As a part of his call to action, Burroughs created the 100 Strong Who Care campaign, which brings in male mentors (mostly African-American, but not exclusively) to form what Burroughs hopes will become life-long bonds with the African-American male students at Patrick Henry High School.
The upcoming event takes place in the auditorium at Patrick Henry High, 4320 Newton Ave. N, Minneapolis, on Friday, April 11 and runs from 8 a.m. – 10 a.m. And though the event is called 100 Strong, Burroughs is actually hoping for 150 caring men to volunteer to come and mentor the boys at Henry.
According to Burroughs, who is also an attorney, seeing success brings about success.

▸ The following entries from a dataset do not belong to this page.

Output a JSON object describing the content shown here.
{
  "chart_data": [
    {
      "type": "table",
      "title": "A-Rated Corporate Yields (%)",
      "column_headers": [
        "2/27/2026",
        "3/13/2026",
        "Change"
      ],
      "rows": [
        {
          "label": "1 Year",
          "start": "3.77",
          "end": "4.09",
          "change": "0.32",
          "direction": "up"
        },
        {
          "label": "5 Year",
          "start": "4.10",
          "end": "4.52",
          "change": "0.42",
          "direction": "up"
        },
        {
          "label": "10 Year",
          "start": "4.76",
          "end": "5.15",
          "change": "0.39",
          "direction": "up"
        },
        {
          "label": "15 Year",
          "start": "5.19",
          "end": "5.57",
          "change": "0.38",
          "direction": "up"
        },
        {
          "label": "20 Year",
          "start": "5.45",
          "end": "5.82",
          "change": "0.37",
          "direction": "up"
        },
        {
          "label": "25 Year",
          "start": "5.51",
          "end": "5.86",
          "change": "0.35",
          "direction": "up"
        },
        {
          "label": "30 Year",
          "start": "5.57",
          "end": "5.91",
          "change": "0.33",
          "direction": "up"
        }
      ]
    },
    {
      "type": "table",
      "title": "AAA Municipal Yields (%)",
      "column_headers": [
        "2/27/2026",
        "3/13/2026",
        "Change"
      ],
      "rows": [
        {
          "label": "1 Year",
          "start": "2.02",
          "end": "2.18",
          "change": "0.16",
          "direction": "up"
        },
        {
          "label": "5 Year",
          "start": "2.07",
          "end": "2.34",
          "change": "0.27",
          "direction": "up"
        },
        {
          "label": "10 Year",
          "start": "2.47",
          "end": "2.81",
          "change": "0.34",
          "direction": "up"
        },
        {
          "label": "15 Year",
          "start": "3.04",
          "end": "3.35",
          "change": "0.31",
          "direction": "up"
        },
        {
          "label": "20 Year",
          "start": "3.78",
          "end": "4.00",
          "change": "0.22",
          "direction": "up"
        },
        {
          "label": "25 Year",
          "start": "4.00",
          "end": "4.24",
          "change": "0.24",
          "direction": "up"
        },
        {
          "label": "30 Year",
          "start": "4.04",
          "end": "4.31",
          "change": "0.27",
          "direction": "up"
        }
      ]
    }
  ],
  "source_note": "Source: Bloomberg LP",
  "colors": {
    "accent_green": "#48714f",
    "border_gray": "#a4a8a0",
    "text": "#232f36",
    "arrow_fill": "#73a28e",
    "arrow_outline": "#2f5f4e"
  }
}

"I started 100 Strong Who Care in 2009 because what I saw was a shortage of African-American men in these kids' faces," said Burroughs, who said growing up in Detroit he had tangible African-American mentors to look up to and emulate. "I hope the young men will get to see positive images of themselves. One of the keys for me growing up was getting to see my dentist who was an African-American man, my doctor, the dry cleaner, our mayor, who were all African-American men. This made a great impact upon my life. I want to have our young men develop that kind of connectedness."
During the event Andre Dukes of the Northside Achievement Zone will address the 300 or so African-American Henry students and then the teens will interact with the volunteer mentors based upon career interests. According to Burroughs, since the inception of 100 Strong Who Care, more than 1,000 volunteers have impacted the lives of nearly 10,000 Minneapolis Public School students.

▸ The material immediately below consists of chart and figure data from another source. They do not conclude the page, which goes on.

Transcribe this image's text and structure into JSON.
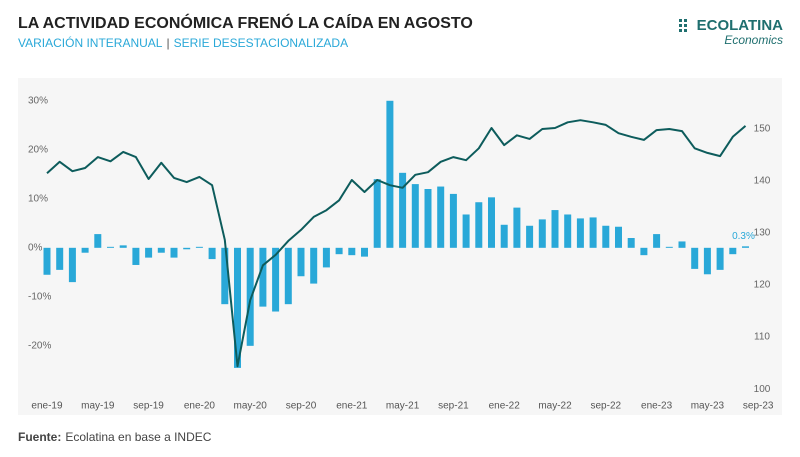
{
  "chart_data": {
    "type": "bar_line",
    "title": "LA ACTIVIDAD ECONÓMICA FRENÓ LA CAÍDA EN AGOSTO",
    "subtitle": [
      "VARIACIÓN INTERANUAL",
      "SERIE DESESTACIONALIZADA"
    ],
    "brand": {
      "name": "ECOLATINA",
      "tagline": "Economics"
    },
    "source": {
      "label": "Fuente:",
      "text": "Ecolatina en base a INDEC"
    },
    "categories": [
      "ene-19",
      null,
      null,
      null,
      "may-19",
      null,
      null,
      null,
      "sep-19",
      null,
      null,
      null,
      "ene-20",
      null,
      null,
      null,
      "may-20",
      null,
      null,
      null,
      "sep-20",
      null,
      null,
      null,
      "ene-21",
      null,
      null,
      null,
      "may-21",
      null,
      null,
      null,
      "sep-21",
      null,
      null,
      null,
      "ene-22",
      null,
      null,
      null,
      "may-22",
      null,
      null,
      null,
      "sep-22",
      null,
      null,
      null,
      "ene-23",
      null,
      null,
      null,
      "may-23",
      null,
      null,
      null,
      "sep-23"
    ],
    "series": [
      {
        "type": "bar",
        "color": "#29a8d8",
        "values": [
          -5.5,
          -4.5,
          -7,
          -1,
          2.8,
          0.2,
          0.5,
          -3.5,
          -2,
          -1,
          -2,
          -0.3,
          0.2,
          -2.3,
          -11.5,
          -24.5,
          -20,
          -12,
          -13,
          -11.5,
          -5.8,
          -7.3,
          -4,
          -1.3,
          -1.5,
          -1.8,
          14,
          30,
          15.3,
          13,
          12,
          12.5,
          11,
          6.8,
          9.3,
          10.3,
          4.7,
          8.2,
          4.5,
          5.8,
          7.7,
          6.8,
          6,
          6.2,
          4.5,
          4.3,
          2,
          -1.5,
          2.8,
          0.2,
          1.3,
          -4.3,
          -5.4,
          -4.5,
          -1.3,
          0.3,
          null
        ],
        "value_labels": [
          null,
          null,
          null,
          null,
          null,
          null,
          null,
          null,
          null,
          null,
          null,
          null,
          null,
          null,
          null,
          null,
          null,
          null,
          null,
          null,
          null,
          null,
          null,
          null,
          null,
          null,
          null,
          null,
          null,
          null,
          null,
          null,
          null,
          null,
          null,
          null,
          null,
          null,
          null,
          null,
          null,
          null,
          null,
          null,
          null,
          null,
          null,
          null,
          null,
          null,
          null,
          null,
          null,
          null,
          null,
          "0.3%",
          null
        ]
      },
      {
        "type": "line",
        "axis": "y2",
        "color": "#0d5c5c",
        "values": [
          141.5,
          143.7,
          141.9,
          142.5,
          144.6,
          143.8,
          145.6,
          144.6,
          140.4,
          143.5,
          140.6,
          139.8,
          140.8,
          139.2,
          128.7,
          104.4,
          117.1,
          123.8,
          125.8,
          128.5,
          130.6,
          133.1,
          134.4,
          136.3,
          140.2,
          137.9,
          140.2,
          139.2,
          138.7,
          141.2,
          141.7,
          143.7,
          144.6,
          144,
          146.3,
          150.2,
          146.9,
          148.8,
          148.1,
          150,
          150.2,
          151.3,
          151.7,
          151.3,
          150.8,
          149.2,
          148.5,
          147.9,
          149.8,
          150,
          149.6,
          146.3,
          145.4,
          144.8,
          148.5,
          150.6,
          null
        ]
      }
    ],
    "ylim": [
      -33.5,
      32.2
    ],
    "yticks": [
      {
        "value": -20,
        "label": "-20%"
      },
      {
        "value": -10,
        "label": "-10%"
      },
      {
        "value": 0,
        "label": "0%"
      },
      {
        "value": 10,
        "label": "10%"
      },
      {
        "value": 20,
        "label": "20%"
      },
      {
        "value": 30,
        "label": "30%"
      }
    ],
    "y2lim": [
      95.6,
      157.5
    ],
    "y2ticks": [
      100,
      110,
      120,
      130,
      140,
      150
    ]
  }
}
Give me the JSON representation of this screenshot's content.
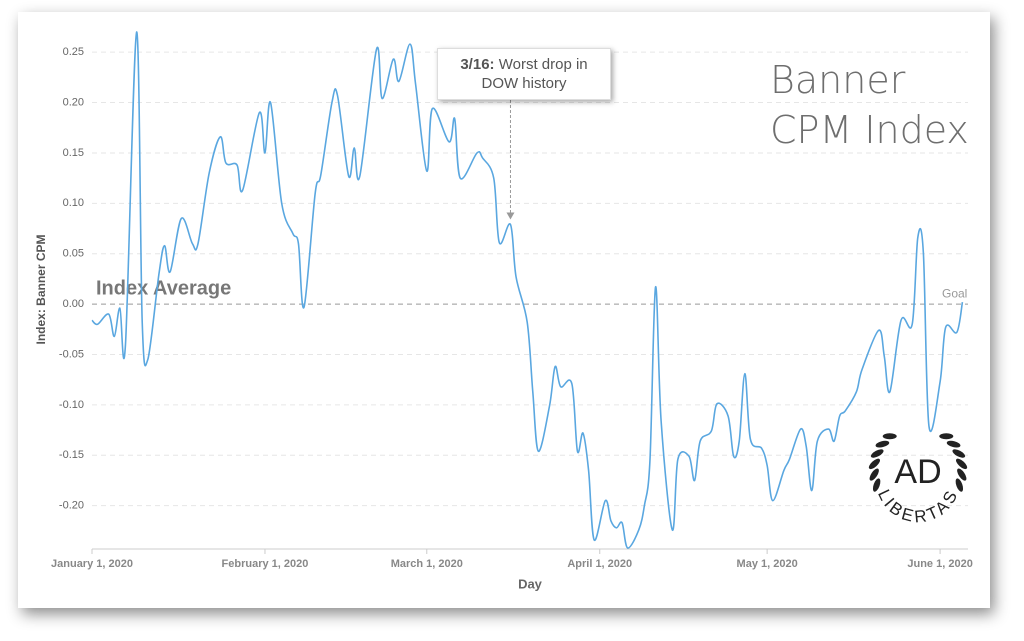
{
  "chart_data": {
    "type": "line",
    "title": "Banner CPM Index",
    "x_label": "Day",
    "y_label": "Index: Banner CPM",
    "x": [
      "2020-01-01",
      "2020-01-02",
      "2020-01-04",
      "2020-01-05",
      "2020-01-06",
      "2020-01-07",
      "2020-01-09",
      "2020-01-10",
      "2020-01-11",
      "2020-01-13",
      "2020-01-14",
      "2020-01-15",
      "2020-01-17",
      "2020-01-19",
      "2020-01-20",
      "2020-01-22",
      "2020-01-24",
      "2020-01-25",
      "2020-01-27",
      "2020-01-28",
      "2020-01-31",
      "2020-02-01",
      "2020-02-02",
      "2020-02-04",
      "2020-02-06",
      "2020-02-07",
      "2020-02-08",
      "2020-02-10",
      "2020-02-11",
      "2020-02-13",
      "2020-02-14",
      "2020-02-16",
      "2020-02-17",
      "2020-02-18",
      "2020-02-21",
      "2020-02-22",
      "2020-02-24",
      "2020-02-25",
      "2020-02-27",
      "2020-02-28",
      "2020-03-01",
      "2020-03-02",
      "2020-03-05",
      "2020-03-06",
      "2020-03-07",
      "2020-03-10",
      "2020-03-11",
      "2020-03-13",
      "2020-03-14",
      "2020-03-16",
      "2020-03-17",
      "2020-03-19",
      "2020-03-20",
      "2020-03-21",
      "2020-03-23",
      "2020-03-24",
      "2020-03-25",
      "2020-03-27",
      "2020-03-28",
      "2020-03-29",
      "2020-03-30",
      "2020-03-31",
      "2020-04-02",
      "2020-04-03",
      "2020-04-04",
      "2020-04-05",
      "2020-04-06",
      "2020-04-08",
      "2020-04-09",
      "2020-04-10",
      "2020-04-11",
      "2020-04-12",
      "2020-04-14",
      "2020-04-15",
      "2020-04-17",
      "2020-04-18",
      "2020-04-19",
      "2020-04-21",
      "2020-04-22",
      "2020-04-24",
      "2020-04-25",
      "2020-04-26",
      "2020-04-27",
      "2020-04-28",
      "2020-04-30",
      "2020-05-01",
      "2020-05-02",
      "2020-05-04",
      "2020-05-05",
      "2020-05-07",
      "2020-05-08",
      "2020-05-09",
      "2020-05-10",
      "2020-05-12",
      "2020-05-13",
      "2020-05-14",
      "2020-05-15",
      "2020-05-17",
      "2020-05-18",
      "2020-05-21",
      "2020-05-22",
      "2020-05-23",
      "2020-05-25",
      "2020-05-27",
      "2020-05-28",
      "2020-05-29",
      "2020-05-30",
      "2020-06-01",
      "2020-06-02",
      "2020-06-04",
      "2020-06-05"
    ],
    "series": [
      {
        "name": "Banner CPM Index",
        "color": "#5aa7e0",
        "values": [
          -0.016,
          -0.02,
          -0.01,
          -0.032,
          -0.004,
          -0.04,
          0.27,
          -0.018,
          -0.055,
          0.03,
          0.058,
          0.032,
          0.085,
          0.06,
          0.06,
          0.13,
          0.166,
          0.14,
          0.138,
          0.113,
          0.19,
          0.15,
          0.2,
          0.1,
          0.07,
          0.06,
          -0.003,
          0.11,
          0.128,
          0.2,
          0.207,
          0.127,
          0.155,
          0.127,
          0.253,
          0.204,
          0.243,
          0.221,
          0.258,
          0.218,
          0.132,
          0.194,
          0.161,
          0.184,
          0.125,
          0.15,
          0.145,
          0.125,
          0.061,
          0.079,
          0.027,
          -0.018,
          -0.087,
          -0.146,
          -0.101,
          -0.062,
          -0.082,
          -0.079,
          -0.146,
          -0.128,
          -0.165,
          -0.234,
          -0.195,
          -0.215,
          -0.222,
          -0.217,
          -0.242,
          -0.224,
          -0.2,
          -0.155,
          0.017,
          -0.116,
          -0.224,
          -0.154,
          -0.151,
          -0.175,
          -0.136,
          -0.126,
          -0.099,
          -0.111,
          -0.151,
          -0.136,
          -0.069,
          -0.134,
          -0.143,
          -0.16,
          -0.195,
          -0.165,
          -0.154,
          -0.124,
          -0.141,
          -0.185,
          -0.136,
          -0.124,
          -0.136,
          -0.111,
          -0.106,
          -0.087,
          -0.065,
          -0.026,
          -0.052,
          -0.087,
          -0.016,
          -0.02,
          0.066,
          0.051,
          -0.121,
          -0.077,
          -0.023,
          -0.028,
          0.002
        ]
      }
    ],
    "xlim": [
      "2020-01-01",
      "2020-06-06"
    ],
    "xticks": [
      {
        "value": "2020-01-01",
        "label": "January 1, 2020"
      },
      {
        "value": "2020-02-01",
        "label": "February 1, 2020"
      },
      {
        "value": "2020-03-01",
        "label": "March 1, 2020"
      },
      {
        "value": "2020-04-01",
        "label": "April 1, 2020"
      },
      {
        "value": "2020-05-01",
        "label": "May 1, 2020"
      },
      {
        "value": "2020-06-01",
        "label": "June 1, 2020"
      }
    ],
    "ylim": [
      -0.243,
      0.272
    ],
    "yticks": [
      {
        "value": -0.2,
        "label": "-0.20"
      },
      -0.15,
      {
        "value": -0.1,
        "label": "-0.10"
      },
      -0.05,
      {
        "value": 0,
        "label": "0.00"
      },
      0.05,
      {
        "value": 0.1,
        "label": "0.10"
      },
      0.15,
      {
        "value": 0.2,
        "label": "0.20"
      },
      0.25
    ],
    "grid": true,
    "reference_line": {
      "value": 0,
      "label": "Goal",
      "side_label": "Index Average"
    },
    "annotation": {
      "x": "2020-03-16",
      "title": "3/16:",
      "text": "Worst drop in DOW history"
    },
    "logo": {
      "initials": "AD",
      "name": "LIBERTAS"
    }
  }
}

In response to the crisis-level graduation numbers, Burroughs said the district is starting a Black Male Initiative office to address – and correct – the problem of poor graduation rates. To Burroughs' knowledge only two other school districts in the nation – Oakland and Pittsburgh – have such offices. The director of the Oakland Black Male Initiative office, Chris Chatmon, will be in Minneapolis this week to discuss strategies of turning around the success rates for male students of color.
Burroughs said the consequences are dire if something is not done to stem the tide of poor graduation rates.
"The best way to create a school to prison pipeline is to not graduate (African-American boys) and to suspend them at an alarming rate," said Burroughs. "We don't want to create men who have limited opportunities. The only way we do that is to increase our graduation rates and reduce the disproportionate number of suspensions and offer avenues of success to these young men."
According to Burroughs, the district hopes to attract more African-American male teachers and is actively recruiting at Historically Black Colleges and Universities that offer education degrees. The student makeup in the district is nearly 70 percent students of color according to Burroughs.